Chronic Care Management (CCM) and Transitional Care Management (TCM) codes:

  • 99354 Prolonged service face to face when an outpatient visit requires prolonged time in front of patient [>35 minutes for follow-up visit and >65 minutes for new patient]  2.33 RVUs
  • 99355 Prolonged service face to face when outpatient requires even longer than 110 minutes for follow-up and 140 minutes for a new patient for each 30 min. increment 1.77 RVUs
  • 99356 Prolonged service face to face when an inpatient visit requires prolonged time in front of patient [>35 minutes for follow-up visit and >65 minutes for new patient] 1.71 RVU
  • 99357 Prolonged service before or after inpatient visit requiring time longer than 110 minutes for follow-up and 140 minutes for a new patient for each additional 30 min. increment 1.71 RVUs
  • 99358 Prolonged service non face-to-face but associated with an outpatient or inpatient visit-when that time exceeds 35 minutes for follow-up visit and 110 minutes for new visit 2.1 RVUs
  • 99359 Prolonged service non face-to-face but associated with an outpatient or inpatient visit when that time exceeds 65 minutes for follow-up when 99358 is used and 140 minutes for new visit when 99358 was used 1RVU
  • 99487 Complex chronic care management-management of 2 or more diseases expected to last at least 12 months or until death with either initiation of new care plan or revision of care plan requiring supervision of 60 minutes of staff time [staff cannot be APP] 1 RVU
  • 99489 Complex chronic care management-management of 2 or more diseases expected to last at least 12 months or until death with initiation of new care plan or revision of prior care plan requiring more than 60 minutes of staff time supervision for every 30 min. increment 0.5 RVU 
  • 99490 Chronic care management-management of 2 or more disease expected to last at least 12 months or more until death with initiation of new care plan or revision or prior care plan requiring more than 20 minutes of staff time 0.61 RVU
  • 99495 Transitional care -first outpatient visit after inpatient admission as long as patient is not in skilled nursing facility or rehab hospital-when office visit is within 14 days of discharge and patient contact is documented at 2 days. Medication reconciliation is required after visit or at visit 2.11 RVUs
  • 99496 Complex-first outpatient visit after inpatient admission as long as patient is not in skilled nursing facility or rehab hospital-when complexity of care requires office visit within 7 days of discharge and patient contact is documented at 2 days. Medication reconciliation is required after visit or at visit 3.05 RVUs
  • 99497 Advanced care planning-for discussion of advanced directive, end of life discussions and planning with patient and family members. This can be done in addition to E/M service. First 30 minutes 1.5 RVUs
  • 99498 Advance care planning for every 30 minutes beyond initial 30 minutes 1.4 RVUs

There has been quick adoption and voluminous use of the new CCM and TCM codes by many providers in the past two years.  Due to this upsurge in volume, the Office of Inspector General announced in the 2017 Workplan that it will be investigating whether providers are using these codes as intended. 

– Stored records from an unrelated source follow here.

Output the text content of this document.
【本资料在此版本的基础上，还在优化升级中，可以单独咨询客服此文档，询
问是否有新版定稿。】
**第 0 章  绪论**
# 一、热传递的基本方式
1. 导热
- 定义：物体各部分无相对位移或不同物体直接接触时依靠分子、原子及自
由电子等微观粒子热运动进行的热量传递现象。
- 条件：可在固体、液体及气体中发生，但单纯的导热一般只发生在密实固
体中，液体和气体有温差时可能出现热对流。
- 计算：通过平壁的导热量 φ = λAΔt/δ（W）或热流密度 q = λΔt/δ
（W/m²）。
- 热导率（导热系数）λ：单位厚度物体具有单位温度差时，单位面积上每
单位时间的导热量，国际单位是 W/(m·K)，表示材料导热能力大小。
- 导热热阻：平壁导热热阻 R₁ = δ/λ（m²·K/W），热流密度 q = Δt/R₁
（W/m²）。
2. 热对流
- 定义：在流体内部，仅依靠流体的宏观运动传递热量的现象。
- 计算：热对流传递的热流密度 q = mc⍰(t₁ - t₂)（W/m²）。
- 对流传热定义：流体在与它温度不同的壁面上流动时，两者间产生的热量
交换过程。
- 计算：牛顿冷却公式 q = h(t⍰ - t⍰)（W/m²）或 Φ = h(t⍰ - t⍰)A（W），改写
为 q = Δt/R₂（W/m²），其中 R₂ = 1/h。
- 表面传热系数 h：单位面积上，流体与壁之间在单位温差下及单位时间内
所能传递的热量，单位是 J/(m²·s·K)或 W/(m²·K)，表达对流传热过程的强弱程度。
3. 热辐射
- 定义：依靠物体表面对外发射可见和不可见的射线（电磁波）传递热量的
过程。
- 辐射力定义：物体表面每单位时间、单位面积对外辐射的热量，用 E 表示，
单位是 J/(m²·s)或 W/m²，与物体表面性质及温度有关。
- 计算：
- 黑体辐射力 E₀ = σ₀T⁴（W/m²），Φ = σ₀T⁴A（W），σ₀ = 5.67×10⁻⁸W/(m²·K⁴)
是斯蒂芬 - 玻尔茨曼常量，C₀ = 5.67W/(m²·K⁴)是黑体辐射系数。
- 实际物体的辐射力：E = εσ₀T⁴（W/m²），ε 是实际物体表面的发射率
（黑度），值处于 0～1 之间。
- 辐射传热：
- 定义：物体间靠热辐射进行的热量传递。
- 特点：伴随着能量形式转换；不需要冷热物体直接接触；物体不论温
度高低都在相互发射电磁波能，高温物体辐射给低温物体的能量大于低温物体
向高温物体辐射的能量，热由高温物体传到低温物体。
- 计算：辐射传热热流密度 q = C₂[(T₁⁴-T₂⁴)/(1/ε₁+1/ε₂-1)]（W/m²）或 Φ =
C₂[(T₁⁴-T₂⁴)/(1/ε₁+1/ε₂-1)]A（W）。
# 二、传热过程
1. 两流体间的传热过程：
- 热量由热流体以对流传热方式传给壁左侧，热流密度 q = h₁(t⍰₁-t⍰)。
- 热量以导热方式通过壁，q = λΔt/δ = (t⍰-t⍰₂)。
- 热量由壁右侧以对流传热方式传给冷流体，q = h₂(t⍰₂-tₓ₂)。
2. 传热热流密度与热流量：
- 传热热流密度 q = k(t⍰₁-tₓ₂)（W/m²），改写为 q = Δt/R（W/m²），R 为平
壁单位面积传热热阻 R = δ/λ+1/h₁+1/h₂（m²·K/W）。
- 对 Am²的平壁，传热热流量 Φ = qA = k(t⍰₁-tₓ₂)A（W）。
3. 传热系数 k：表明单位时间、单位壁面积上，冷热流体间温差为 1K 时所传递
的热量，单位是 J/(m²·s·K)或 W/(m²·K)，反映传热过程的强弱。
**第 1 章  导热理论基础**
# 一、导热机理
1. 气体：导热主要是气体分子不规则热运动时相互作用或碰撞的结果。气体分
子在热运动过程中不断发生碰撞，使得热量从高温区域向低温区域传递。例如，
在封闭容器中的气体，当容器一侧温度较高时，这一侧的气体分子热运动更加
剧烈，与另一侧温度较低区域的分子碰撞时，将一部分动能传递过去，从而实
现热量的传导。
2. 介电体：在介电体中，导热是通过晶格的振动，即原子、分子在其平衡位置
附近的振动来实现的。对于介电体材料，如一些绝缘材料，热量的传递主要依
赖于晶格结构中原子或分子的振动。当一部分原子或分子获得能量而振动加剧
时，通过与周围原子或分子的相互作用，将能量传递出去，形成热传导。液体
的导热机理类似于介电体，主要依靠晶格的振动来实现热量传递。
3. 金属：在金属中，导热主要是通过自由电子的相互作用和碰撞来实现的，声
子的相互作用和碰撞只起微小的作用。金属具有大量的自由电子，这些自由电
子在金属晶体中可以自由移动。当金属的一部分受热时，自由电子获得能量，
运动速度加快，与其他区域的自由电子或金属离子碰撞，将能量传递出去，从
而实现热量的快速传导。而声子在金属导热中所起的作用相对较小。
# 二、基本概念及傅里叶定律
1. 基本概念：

Because the codes often reflect a clinician’s thinking and planning time, documentation requirements are not precise.  Dr. Gajewski will be participating in a meeting in late January with OIG staff to discuss these codes, why they are important to ASBMT members, and how they reflect the real professional services we provide to our complex patients. After the OIG clarifies its position on these codes, the ASBMT will create publications to better inform our members about appropriately utilizing and documenting these codes.